In September this year Bear Stearns was ordered by a judge to pay $125.1 million for its "complicity" in the fraud to the estate of the defunct Manhattan Investment Fund, which was administered and audited in Bermuda but registered in the British Virgin Islands.
That money would be shared amongst investors who lost more than $400 million when the fund collapsed seven years ago after being exposed as a "Ponzi" scheme that cheated around 300 investors.
Companies involved in administering and auditing for the fund have already paid out tens of millions of dollars in liabilities.

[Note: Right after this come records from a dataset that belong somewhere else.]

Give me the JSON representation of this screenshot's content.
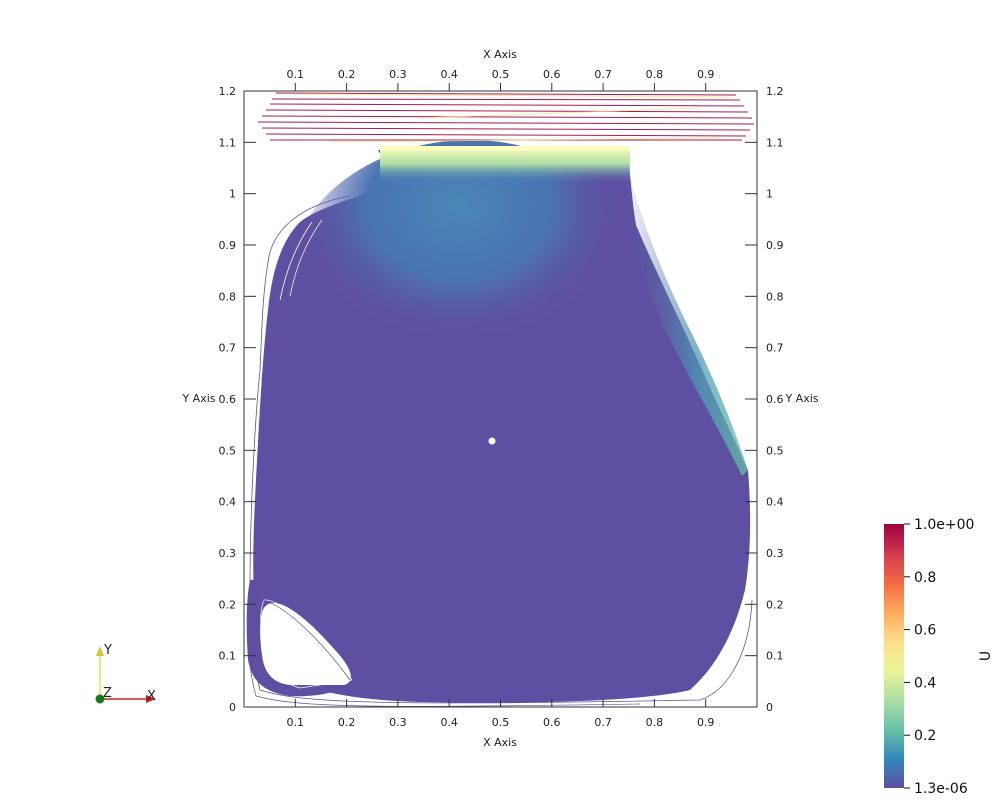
{
  "chart_data": {
    "type": "contour",
    "title": "",
    "x_axis": {
      "label": "X Axis",
      "range": [
        0,
        1
      ],
      "ticks": [
        "0.1",
        "0.2",
        "0.3",
        "0.4",
        "0.5",
        "0.6",
        "0.7",
        "0.8",
        "0.9"
      ]
    },
    "y_axis": {
      "label": "Y Axis",
      "range": [
        0,
        1.2
      ],
      "ticks": [
        "0",
        "0.1",
        "0.2",
        "0.3",
        "0.4",
        "0.5",
        "0.6",
        "0.7",
        "0.8",
        "0.9",
        "1",
        "1.1",
        "1.2"
      ]
    },
    "scalar_field": "U",
    "colorbar": {
      "title": "U",
      "min_label": "1.3e-06",
      "max_label": "1.0e+00",
      "tick_labels": [
        "0.2",
        "0.4",
        "0.6",
        "0.8"
      ],
      "colors": [
        "#5e4fa2",
        "#3288bd",
        "#66c2a5",
        "#abdda4",
        "#e6f598",
        "#fee08b",
        "#fdae61",
        "#f46d43",
        "#d53e4f",
        "#9e0142"
      ]
    },
    "orientation_axes": {
      "x": "X",
      "y": "Y",
      "z": "Z"
    }
  }
}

Deloitte & Touche, the fund's Bermuda auditors agreed three years ago to pay $32 million in a settlement relating to its part in the collapse, while Fund Administration Services (Bermuda) Limited, an affiliate of Ernst & Young who administered the fund, paid out $40.8 million.
Then, three months ago, Bear Stearns was ordered to do likewise - to the sum of $125.1 million - by US bankruptcy court judge Burton Lifland. The judge said there was sufficient evidence that Bear Stearns, which was the prime broker for the fund, had been alerted in 1998 that not all was as it should be with the fund but had continued to provide margin for Berger.
In his view Bear Stearns had not thoroughly investigated what was going on and was therefore complicit to the resulting collapse of the fund and the fraud that had taken place.
Now a second judge, federal district judge Naomi Reice Buchwald, has reversed that judgement and cleared the way for Bear Stearns to have a trial where it can seek to prove it did enough due diligence to prove it was not at fault by knowingly allowing a fraud to continue.
In a written decision, the judge wrote: "Bear Stearns may prevail on its good faith defense (and so avoid liability) if its investigation of the Fund was diligent. We cannot say that no reasonable juror could find that Bear Stearns' actions were diligent."
Bear Stearns is now entitled to a jury trial as a predicate to any finding of liability.
The Manhattan Investment Fund fraud came to light when Deloitte & Touche withdrew approval for the fund's financial statements for 1996, 1997 and 1998.
The fund collapsed as Berger attempted to sell "short" overvalued technology stocks in a rising market.